We acknowledge several limitations to our approach. First, we relied on a limited dataset from a single institution. While UCSF is a tertiary referral center and attracts patients worldwide, our cohort for this initial report is nevertheless limited. Our current work serves as a proof-of-concept, laying groundwork for promoting the development of future multi-center studies to validate the reported framework across more diverse populations.

Second, the autosomal and X-linked groups in our cohort differed significantly in mean age—an expected reflection of the earlier onset typical of X-linked IRDs. Although this age disparity may serve as a confounding factor, it also represents a genuine clinical distinction in onset and progression between inheritance patterns; the differences we observed likely reflect differences in disease severity that correlate with inheritance pattern. Third, similar to other deep learning models, our method involves a level of complexity that can obscure the interpretability of its decision-making process —making it difficult to determine which features were most relevant to the model predictions. While established interpretability tools exist for earlier architectures such as CNNs, the self-attention mechanisms used in Vision Transformers (ViTs) make it more challenging to generate intuitive or clinically recognizable explanations (Doncevic & Herrmann, 2023). To address this limitation, there is ongoing work to develop a multimodal large language–vision model to articulate its visual reasoning for medical image analyses.

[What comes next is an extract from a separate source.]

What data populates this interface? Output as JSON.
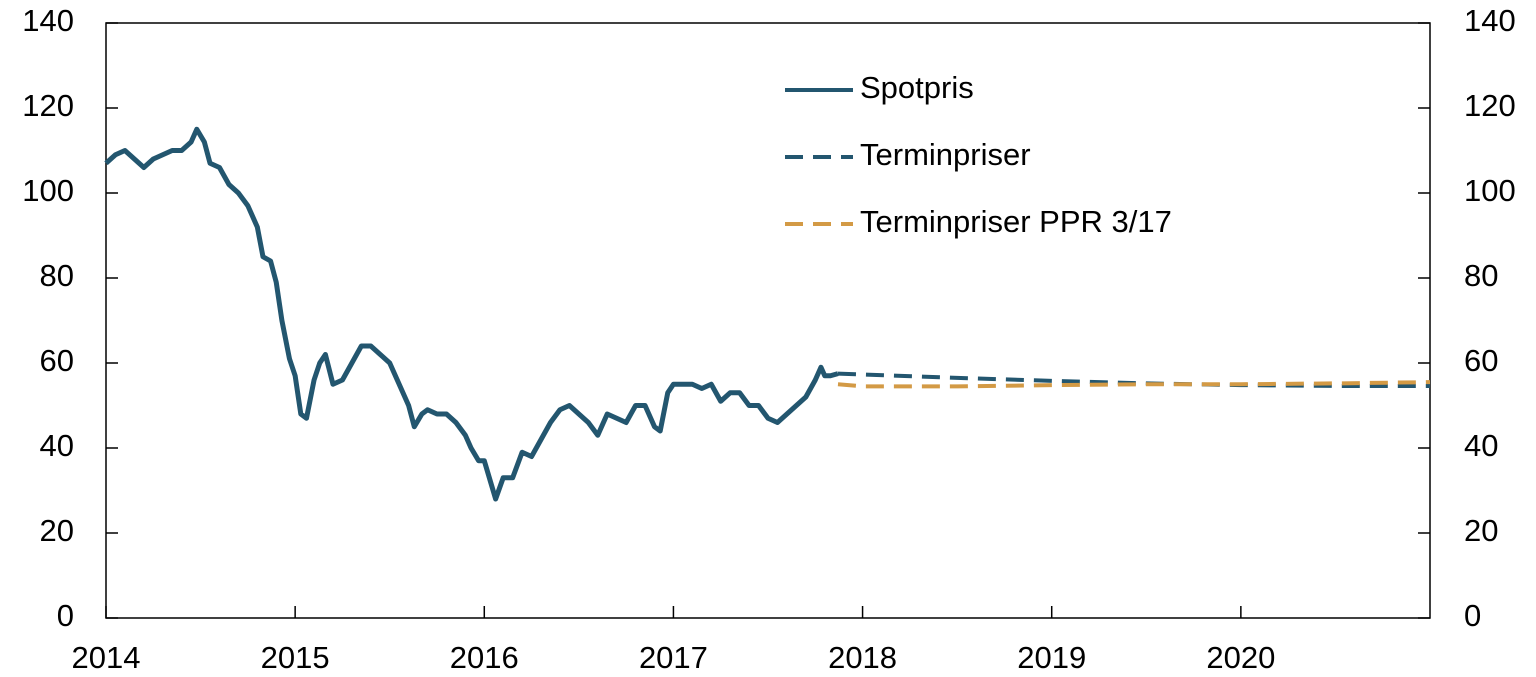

In conclusion, this study highlights the potential of deep learning to contribute to the diagnostic workflow for inherited retinal diseases. By integrating VAE-powered data enhancement with ViT-driven binary classification, we report a novel and effective framework for mitigating the limitations imposed on AI tool development by inherently scarce data and may provide information about disease severity in resource-limited settings where genetic testing is not available or results are indeterminate. The reported framework enabled classification of RP inheritance mode using a small dataset, fulfilling an important clinical objective and underscoring the potential of AI to enhance healthcare for all patient populations, irrespective of disease prevalence.